– Сережа! Ты где? – крикнула Люба.
– Любовь Михайловна? – услышала она более отчетливо.
– Любовь Васильевна, – поправила машинально.
– Извините, оговорился. – Уже знакомый ей суровый голос сообщил: – С вами говорит дежурный патрульной службы… – Дальше сквозь гул она слов не различила, а потом послышалось более разборчиво: – …рший лейтенант Приходько. Сергей Шаров кем вам приходится?
– Это мой сын, – испуганно пролепетала мать. – Только он не Шаров, у него фамилия отца…
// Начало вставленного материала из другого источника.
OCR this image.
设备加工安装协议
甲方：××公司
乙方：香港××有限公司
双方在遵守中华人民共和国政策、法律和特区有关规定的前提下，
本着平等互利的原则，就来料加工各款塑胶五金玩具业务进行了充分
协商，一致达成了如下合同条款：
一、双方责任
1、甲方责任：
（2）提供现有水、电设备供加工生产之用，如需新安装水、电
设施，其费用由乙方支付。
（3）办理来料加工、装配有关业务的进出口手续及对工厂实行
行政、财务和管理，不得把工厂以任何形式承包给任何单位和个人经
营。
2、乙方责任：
– Разумеется! – оборвал строгий абонент. – Это не существенно. А существенно то, что ваш сын задержан по подозрению в совершении преступления по статье… – шумы опять помешали ясности сообщения, – …и находится в отделении полиции… – В телефоне снова зашипело, и подробности местонахождения сына остались Любе неизвестными. – …серьезный срок, – неумолимо, хотя и обрывочно информировал полицейский. – Ваш сын уверяет, что ни в чем не виноват, но так, знаете ли, все говорят…
– А в чем его обвиняют? – вклинилась Люба.
– Это не по телефону, – строго возразил лейтенант. И помолчав, добавил: – Я слышу, вы женщина рассудительная. Вообще-то сын ваш тоже не производит впечатления преступника. Но потерпевшие настроены враждебно, к тому же составлен протокол… Это не так легко поправить, однако ради вас мы готовы попробовать. Но и вы должны, со своей стороны… – В трубке воцарилось молчание.
– Что? Как помочь Сереже?! – воскликнула Люба.
– Необходимо приехать по адресу… – Ненадолго шум в трубке почти прекратился, и лейтенант достаточно отчетливо продиктовал адрес. – В течение двух часов привезти двести тысяч российских рублей. Деньги нужны для достижения согласия с потерпевшими и полюбовного решения дела. Но, сами понимаете, все это не вполне законно и делается исключительно ради вашего блага. Поэтому не нужно привлекать других людей, просто привезите деньги, и мы тогда сможем отпустить вашего сына. В противном случае он будет отправлен в СИЗО.
– Но у меня сейчас столько нет! – взмолилась Люба.
– Это ваши проблемы! – отрезал полицейский. – Наши – договориться с потерпевшими и замять дело. Вы хотите помочь сыну? – рявкнул он.
– Конечно, – пискнула Люба сорвавшимся голосом. – Но я…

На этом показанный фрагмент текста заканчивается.